Acorn Income, for example, juices its payouts by investing in some fixed-interest securities and having the highest level of gearing in the sector due to a dual capital structure with zero dividend preference shares (ZDPs). In total, £36m of ZDPs are due to be redeemed in February 2022, making this perhaps my riskiest personal holding.
Invesco Perpetual UK Smaller is one of a few investment trusts that now make dividend payments from capital as well as income. It made this change in 2015 and targets a 4% yield. 2018’s stock market drop means its yield is now nearly 5%, so the final payment for the year (usually announced in March or April) could be trimmed to bring the yield back down to 4%.
Last and not least, JPMorgan Smaller’s dividend yield is not actually 14.4% as per my table. This trust did a 5 for 1 share division at the end of November and the data at the AIC website obviously hasn’t been updated to reflect this yet. I left this number unchanged to remind myself that you can never 100% rely on data sources without checking the original figures!
What small-cap funds lack in overall yield, they can make up for in terms of dividend growth. Many funds have seen growth in the region of 15% a year over the last five years. If you’re planning to hold small-cap funds for a decade or more, they could have the potential to morph into substantial dividend payers.
Performance figures are flattering
The 10-year performance figures across the sector look amazing right now.
Out of 17 funds with a 10-year history, 13 have quadrupled your money or better in term of net asset return. However, both the FTSE 250 and FTSE SmallCap indices are also up 300% over the last 10 years, so arguably this is the minimum you should expect a decent UK small-cap trust to have produced.
I’d say that the 5-year performance stats are probably more indicative of what you might expect to see over the very long term.
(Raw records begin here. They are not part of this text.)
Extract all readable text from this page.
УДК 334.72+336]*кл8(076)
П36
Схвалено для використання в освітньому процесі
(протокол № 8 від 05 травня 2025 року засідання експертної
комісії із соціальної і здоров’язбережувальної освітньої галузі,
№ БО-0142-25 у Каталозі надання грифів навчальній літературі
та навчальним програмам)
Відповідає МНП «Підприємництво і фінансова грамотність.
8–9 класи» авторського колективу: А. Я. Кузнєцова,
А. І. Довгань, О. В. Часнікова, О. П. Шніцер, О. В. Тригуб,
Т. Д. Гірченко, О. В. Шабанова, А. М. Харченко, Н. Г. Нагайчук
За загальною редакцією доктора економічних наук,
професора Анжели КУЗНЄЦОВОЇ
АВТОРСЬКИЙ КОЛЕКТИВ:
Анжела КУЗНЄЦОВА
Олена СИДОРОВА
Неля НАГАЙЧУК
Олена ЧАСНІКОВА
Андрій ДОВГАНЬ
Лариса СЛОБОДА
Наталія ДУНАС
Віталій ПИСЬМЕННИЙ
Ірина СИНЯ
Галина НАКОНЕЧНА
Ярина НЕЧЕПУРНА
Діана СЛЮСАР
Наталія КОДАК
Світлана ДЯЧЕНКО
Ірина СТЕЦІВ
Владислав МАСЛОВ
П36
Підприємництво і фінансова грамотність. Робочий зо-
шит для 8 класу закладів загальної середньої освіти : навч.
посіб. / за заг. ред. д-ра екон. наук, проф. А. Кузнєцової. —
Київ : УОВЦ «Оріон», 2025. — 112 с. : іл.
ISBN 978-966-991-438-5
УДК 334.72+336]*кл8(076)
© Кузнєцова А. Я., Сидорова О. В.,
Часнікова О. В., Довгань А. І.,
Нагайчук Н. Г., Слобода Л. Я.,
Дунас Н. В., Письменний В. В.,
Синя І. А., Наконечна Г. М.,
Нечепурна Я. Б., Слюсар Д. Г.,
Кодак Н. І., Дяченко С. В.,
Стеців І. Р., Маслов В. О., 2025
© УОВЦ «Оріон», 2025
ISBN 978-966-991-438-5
But this is definitely a sector of feast and famine, so expect returns to vary wildly from year to year.
2018 demonstrates this in spades, with pretty much every single trust down over the last 12 months (kudos to Gresham Strategic for being the lone positive performer).
Active management through an investment trust can be a great way to generate additional returns from specialised niche sectors like small caps. But it’s really hard for any fund to buck short-term downward moves like the one we’ve seen in recent months.
This article is one of an occasional series where I profile an investment trust I either already own or have just researched. It is not a buy recommendation as this site is not authorised to give financial advice. Always do your own research.